Halicarnassus, with its spectacular views over the Ceramic Gulf, was the home of one of the Seven Wonders of the Ancient World: the Tomb of Mausolus, or the Mausoleum.
Ancient Halicarnassus is now modern-day Bodrum in Turkey – still a beautiful place.
We have no idea whether Callimachus ever visited Halicarnassus: there is no solid evidence one way or the other.

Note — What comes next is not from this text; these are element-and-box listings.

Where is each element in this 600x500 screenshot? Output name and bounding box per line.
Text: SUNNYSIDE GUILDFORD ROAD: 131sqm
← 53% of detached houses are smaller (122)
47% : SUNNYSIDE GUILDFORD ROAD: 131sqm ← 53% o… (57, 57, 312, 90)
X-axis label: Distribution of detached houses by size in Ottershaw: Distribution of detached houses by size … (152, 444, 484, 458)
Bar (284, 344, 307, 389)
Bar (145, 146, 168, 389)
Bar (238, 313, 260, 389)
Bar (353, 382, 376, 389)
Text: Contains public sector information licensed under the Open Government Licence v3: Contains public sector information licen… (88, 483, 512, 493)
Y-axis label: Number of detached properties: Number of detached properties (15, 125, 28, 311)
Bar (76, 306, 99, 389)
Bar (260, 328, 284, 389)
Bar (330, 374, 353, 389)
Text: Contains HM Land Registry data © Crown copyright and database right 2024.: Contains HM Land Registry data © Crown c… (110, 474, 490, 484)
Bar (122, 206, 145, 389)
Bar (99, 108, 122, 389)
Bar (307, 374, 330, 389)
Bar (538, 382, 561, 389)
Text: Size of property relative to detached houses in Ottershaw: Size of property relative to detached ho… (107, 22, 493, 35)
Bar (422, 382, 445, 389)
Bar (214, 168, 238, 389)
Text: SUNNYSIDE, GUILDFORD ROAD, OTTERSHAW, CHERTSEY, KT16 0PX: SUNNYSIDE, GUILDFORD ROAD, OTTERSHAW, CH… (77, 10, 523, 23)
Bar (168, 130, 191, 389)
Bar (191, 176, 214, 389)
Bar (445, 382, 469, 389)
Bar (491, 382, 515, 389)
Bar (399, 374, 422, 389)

4. Callimachus’s original poem in Greek
Εἰπέ τις, Ἡράκλειτε, τεὸν μόρον ἐς δέ με δάκρυ
ἤγαγεν ἐμνήσθην δ᾿ ὁσσάκις ἀμφότεροι
ἠέλιον λέσχῃ κατεδύσαμεν. ἀλλὰ σὺ μέν που,
ξεῖν᾿ Ἁλικαρνησεῦ, τετράπαλαι σποδιή,
αἱ δὲ τεαὶ ζώουσιν ἀηδόνες, ᾗσιν ὁ πάντων
ἁρπακτὴς Ἀίδης οὐκ ἐπὶ χεῖρα βαλεῖ.
Callimachus XXXIV G-P, A.P. 7.80, Diog. Laert. ix. 17
5. A painfully literal translation for rusty students of Greek
Someone (τις) told (Εἰπέ) me, Heraclitus, of your death (μόρον) and brought (ἤγαγεν) me tears (δάκρυ). I remembered (ἐμνήσθην) how often (ὁσσάκις) we both (ἀμφότεροι) in conversation (λέσχῃ) brought down (κατεδύσαμεν) the sun (ἠέλιον).
But you, now, I suppose (που), Halicarnassian friend (ξεῖν᾿ = ξένε), are ash-grey (σποδιή) long ago (τετράπαλαι); but your nightingales (ἀηδόνες) are alive (ζώουσιν), upon which (ᾗσιν) that robber (ἁρπακτὴς) of all things (πάντων), Hades, shall not (οὐκ) lay (βαλεῖ ) his hand (χεῖρα) .
tr. Andrew Gadsden
6. A transliteration of the Greek
Eipe tis, Herakleite, teon moron es de me dakru
Egagen emnesthen d’ hosakis amfoteroi
Heelion leschei katedusamen. Alla su men pou,
Xein Halikarneseu, tetrapalai spodie
hai de teai zo-ousin aedones, hesin ho panton
harpaktes Haides ouk epi cheira balei
7. Greek poetry and meter
Ancient Greek and Latin poetry does not normally rhyme, but is written in a rhythm or meter which follows clear rules.
This epigram (Epigram 2) is written in Elegaic Couplets, pairs of lines where the first has six feet (a hexameter) and the second five (a pentameter), with a break (caesura) in the middle.
You can write out the scheme as follows:
– U | – U | – U | – U | – u u | – –
– U | – U | – || – u u | – u u | –
– = long syllable
u = short syllable
U = one long OR two shorts
Read the following nonsense rhyme to get a feel for the rhythm:
Down in a | deep dark | dell sat an | old pig | munching a | beanstalk.
Out of his | mouth came | forth || yesterday’s | dinner and | tea.
Coleridge gave a more elegaic example:
In the hexameter rises the fountain’s silvery column,
In the pentameter aye falling in melody back.